In 2018 and beyond, the world is changing. One of the biggest initiatives around today is the use of sustainable food growing practices and ending the use of toxic chemical compounds in farming. At the Avery Dennison Foundation, the president, Alicia Procello Maddox is making it a priority for the foundation moving forward. Upon analyzing the current state of affairs in some of the world’s most impoverished regions, Alicia Procello Maddox and her team, have come upon a number issues that are affecting the biodiversity of the once fruitful lands, and threatening our future’s food supply.
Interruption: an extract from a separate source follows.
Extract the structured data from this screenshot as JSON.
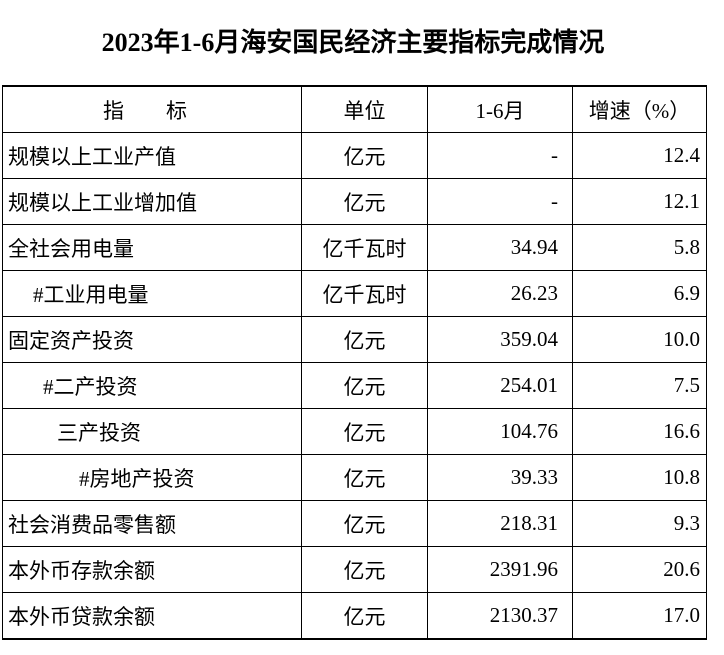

Despite certain steps forward, pesticides still manage to touch on every aspect of our lives. From the residues left behind on our vegetation, to the effect these toxic compounds have on human life; toxic compounds are killing off our food supply and hindering the health of the communities that they come from. One prominent example lies in a small farming village of Venustiano Carranza, in Mexico’s southernmost state, sharing a border with Guatemala, a “powerhouse” in food production. The village has a population of just over 750, and most, if not all, of these indigenous peoples are dependent upon farming for their livelihoods, and their annual crops are vital to their survival. Research done on this village has indicated that toxic compounds and issues in the food supply are leading to a disturbing increase in women experiencing malnutrition, illness, and even death. Their poor diets, that are contaminated with pesticides, and carcinogens. Women suffer the most, as their place in the society is a secondary one. Something Alicia Procello Maddox has spent her career fighting.
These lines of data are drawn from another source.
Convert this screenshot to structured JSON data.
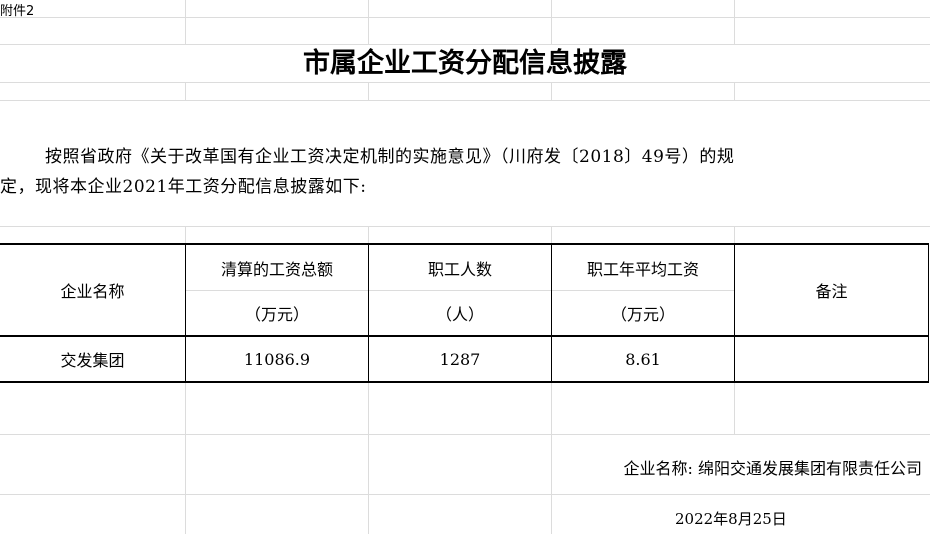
{
  "attachment_label": "附件2",
  "title": "市属企业工资分配信息披露",
  "intro_line1": "按照省政府《关于改革国有企业工资决定机制的实施意见》（川府发〔2018〕49号）的规",
  "intro_line2": "定，现将本企业2021年工资分配信息披露如下:",
  "table": {
    "headers": [
      {
        "line1": "企业名称",
        "line2": ""
      },
      {
        "line1": "清算的工资总额",
        "line2": "（万元）"
      },
      {
        "line1": "职工人数",
        "line2": "（人）"
      },
      {
        "line1": "职工年平均工资",
        "line2": "（万元）"
      },
      {
        "line1": "备注",
        "line2": ""
      }
    ],
    "rows": [
      [
        "交发集团",
        "11086.9",
        "1287",
        "8.61",
        ""
      ]
    ]
  },
  "company_name": "企业名称: 绵阳交通发展集团有限责任公司",
  "date": "2022年8月25日"
}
The team at Avery Dennison and Alicia Procello Maddox have been working alongside a local group known as Batsil Antsetik, A.C. The group is using a $2500 grant to establish an environmentally friendly, and self-sustaining organic food production center, in which members of the community will be trained and taught how to operate in a modern farming world, and alternatives to archaic toxic compounds. Not only will the farmers be trained and taught better, and safer practices, but also increasing and improving the food security for the 33 families in the area and their women. With women suffering the brunt of the issues from the environmental devastation, Alicia Procello Maddox believes it prudent to have female leadership at the helm.
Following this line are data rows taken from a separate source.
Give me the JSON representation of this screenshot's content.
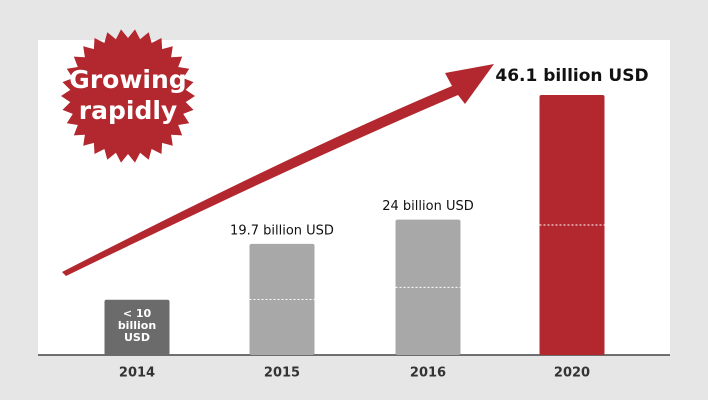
{
  "chart_data": {
    "type": "bar",
    "badge": [
      "Growing",
      "rapidly"
    ],
    "categories": [
      "2014",
      "2015",
      "2016",
      "2020"
    ],
    "values": [
      9.8,
      19.7,
      24,
      46.1
    ],
    "value_labels": [
      "< 10 billion USD",
      "19.7 billion USD",
      "24 billion USD",
      "46.1 billion USD"
    ],
    "colors": [
      "#6b6b6b",
      "#a8a8a8",
      "#a8a8a8",
      "#b3282f"
    ],
    "ylim": [
      0,
      50
    ]
  }
}
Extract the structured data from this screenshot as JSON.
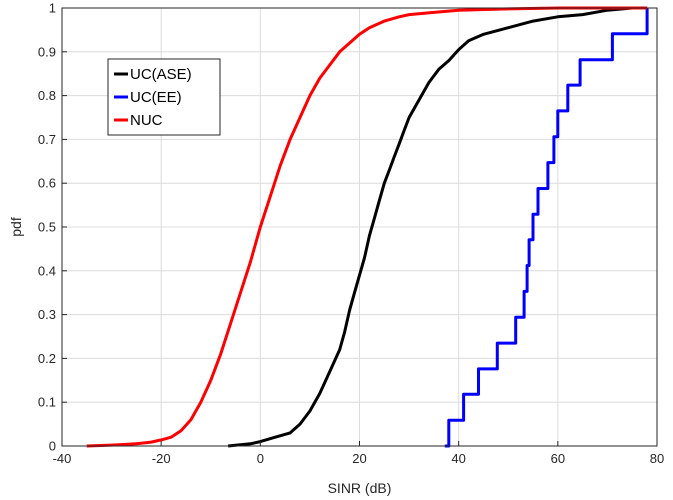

Throughout history females have always been known to put the family first, and sustainability isn’t an individual issue, it is one for the community. Alicia Procello Maddox believes the female leadership will not only secure inclusion of all community members, in agricultural decision making but also help bolster the status of women as a whole. Alicia Procello Maddox and her team will include organic farming, environmental sustainability, nutrition, poultry and rabbit management, composting, and organically growing fruit trees. In addition to the farming practices, Alicia Procello Maddox has made sure to have workshops to build women’s leadership training and create an exchange of ideas platform with women from other communities. AlciaProcello Maddox and her team hope this initiative will reduce the use of harmful pesticides, increase the local food production to improve nutrition for children and women, promote women’s leadership, and encourage public conversations on gender equity and human rights.